Die vorliegende Erfindung eignet sich sowohl für das Einkomponenten- als auch insbesondere für das Mehrkomponentenspritzen von Kunststofformteilen. Der Erfindung kann sowohl bei Horizontal als auch bei vertikal Spritzgieß- bzw. Spritzprägemaschinen eingesetzt werden. Besonders geeignet ist die Erfindung für die Herstellung auch größerer, flächiger Kunststoffteile mit extremen, optischen Oberflächeneigenschaften. Außerdem ermöglicht der Einsatz der Erfindung, mit einem kleinen Werkzeugöffnungs-Raum zu arbeiten, der leichter unter Reinluft-Bedingungen gehalten werden kann. Es kann also mit geringerem Aufwand unter Reinluft-Bedingungen gearbeitet werden. Darüberhinaus bietet die Erfindung einen hohen Freiheitsgrad für die konstruktive Gestaltung der Kunststoffteile, da beliebige Komponenten an das Hauptkunststoffteil angespritzt werden können, und zwar ganz oder teilweise und einseitig oder beidseitig oder auch total einseitig (overlay). Außerdem erlaubt die erfindungsgemäße Vorrichtung das Arbeiten mit sehr kurzen Taktzeiten.
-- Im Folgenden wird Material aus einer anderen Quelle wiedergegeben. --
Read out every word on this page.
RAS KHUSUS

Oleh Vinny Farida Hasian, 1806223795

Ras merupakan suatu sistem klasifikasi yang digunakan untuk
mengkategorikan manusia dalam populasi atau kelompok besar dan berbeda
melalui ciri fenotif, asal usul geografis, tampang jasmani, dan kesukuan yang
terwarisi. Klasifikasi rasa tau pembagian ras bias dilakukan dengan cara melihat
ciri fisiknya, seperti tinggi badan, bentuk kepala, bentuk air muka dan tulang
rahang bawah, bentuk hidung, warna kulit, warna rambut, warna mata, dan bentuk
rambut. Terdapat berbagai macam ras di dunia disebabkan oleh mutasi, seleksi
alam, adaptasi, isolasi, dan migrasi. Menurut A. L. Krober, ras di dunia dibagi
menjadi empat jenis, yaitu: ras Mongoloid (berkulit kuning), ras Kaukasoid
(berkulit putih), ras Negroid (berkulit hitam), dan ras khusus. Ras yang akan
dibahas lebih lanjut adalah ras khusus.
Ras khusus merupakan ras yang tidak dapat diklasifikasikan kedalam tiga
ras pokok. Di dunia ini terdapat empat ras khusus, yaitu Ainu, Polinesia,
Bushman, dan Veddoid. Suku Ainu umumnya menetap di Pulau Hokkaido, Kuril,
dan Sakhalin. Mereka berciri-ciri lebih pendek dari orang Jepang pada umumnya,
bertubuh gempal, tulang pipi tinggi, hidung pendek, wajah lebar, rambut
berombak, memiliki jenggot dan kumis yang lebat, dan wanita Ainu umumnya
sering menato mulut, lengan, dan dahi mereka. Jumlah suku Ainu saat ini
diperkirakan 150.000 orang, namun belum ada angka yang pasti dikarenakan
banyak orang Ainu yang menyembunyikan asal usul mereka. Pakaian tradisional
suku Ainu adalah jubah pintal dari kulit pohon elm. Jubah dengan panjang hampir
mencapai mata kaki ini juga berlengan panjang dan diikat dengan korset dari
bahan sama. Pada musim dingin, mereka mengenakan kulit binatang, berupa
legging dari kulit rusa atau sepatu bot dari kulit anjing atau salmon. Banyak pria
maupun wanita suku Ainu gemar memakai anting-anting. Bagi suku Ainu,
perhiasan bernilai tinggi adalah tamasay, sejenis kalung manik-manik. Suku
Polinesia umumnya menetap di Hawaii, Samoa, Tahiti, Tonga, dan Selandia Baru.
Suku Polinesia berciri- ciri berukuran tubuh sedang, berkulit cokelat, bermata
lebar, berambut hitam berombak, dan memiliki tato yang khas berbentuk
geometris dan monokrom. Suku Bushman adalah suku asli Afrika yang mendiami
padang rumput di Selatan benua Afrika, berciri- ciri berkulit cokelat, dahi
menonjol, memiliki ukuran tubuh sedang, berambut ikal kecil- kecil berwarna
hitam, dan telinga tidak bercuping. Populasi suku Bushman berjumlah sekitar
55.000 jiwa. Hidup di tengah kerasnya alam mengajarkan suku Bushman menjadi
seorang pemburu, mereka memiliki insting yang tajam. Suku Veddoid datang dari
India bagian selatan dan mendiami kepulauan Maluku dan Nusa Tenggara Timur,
Nachfolgend wird die Erfindung anhand von Ausführungsbeispielen und unter Bezugnahme auf die Fig. 1 bis 10b näher erläutert. Es zeigen:

Fig. 1 Querschnitt (links) und Seitenansicht (rechts) einer zweiten Ausführungsform der Erfindung im Bereich einer Arbeitsstation mit untenliegender Führungsschiene und stehend angeordnetem Transferrahmen.

Fig. 2 Querschnitt (links) und Seitenansicht (rechts) einer ersten Ausführungsform der Erfindung im Bereich einer Arbeitsstation mit obenliegender Führungsschiene und hängend angeordneten Transferrahmen.

Fig. 3 Draufsicht auf eine Arbeitsstation mit geöffnetem (links) und geschlossenem (rechts) Werkzeug.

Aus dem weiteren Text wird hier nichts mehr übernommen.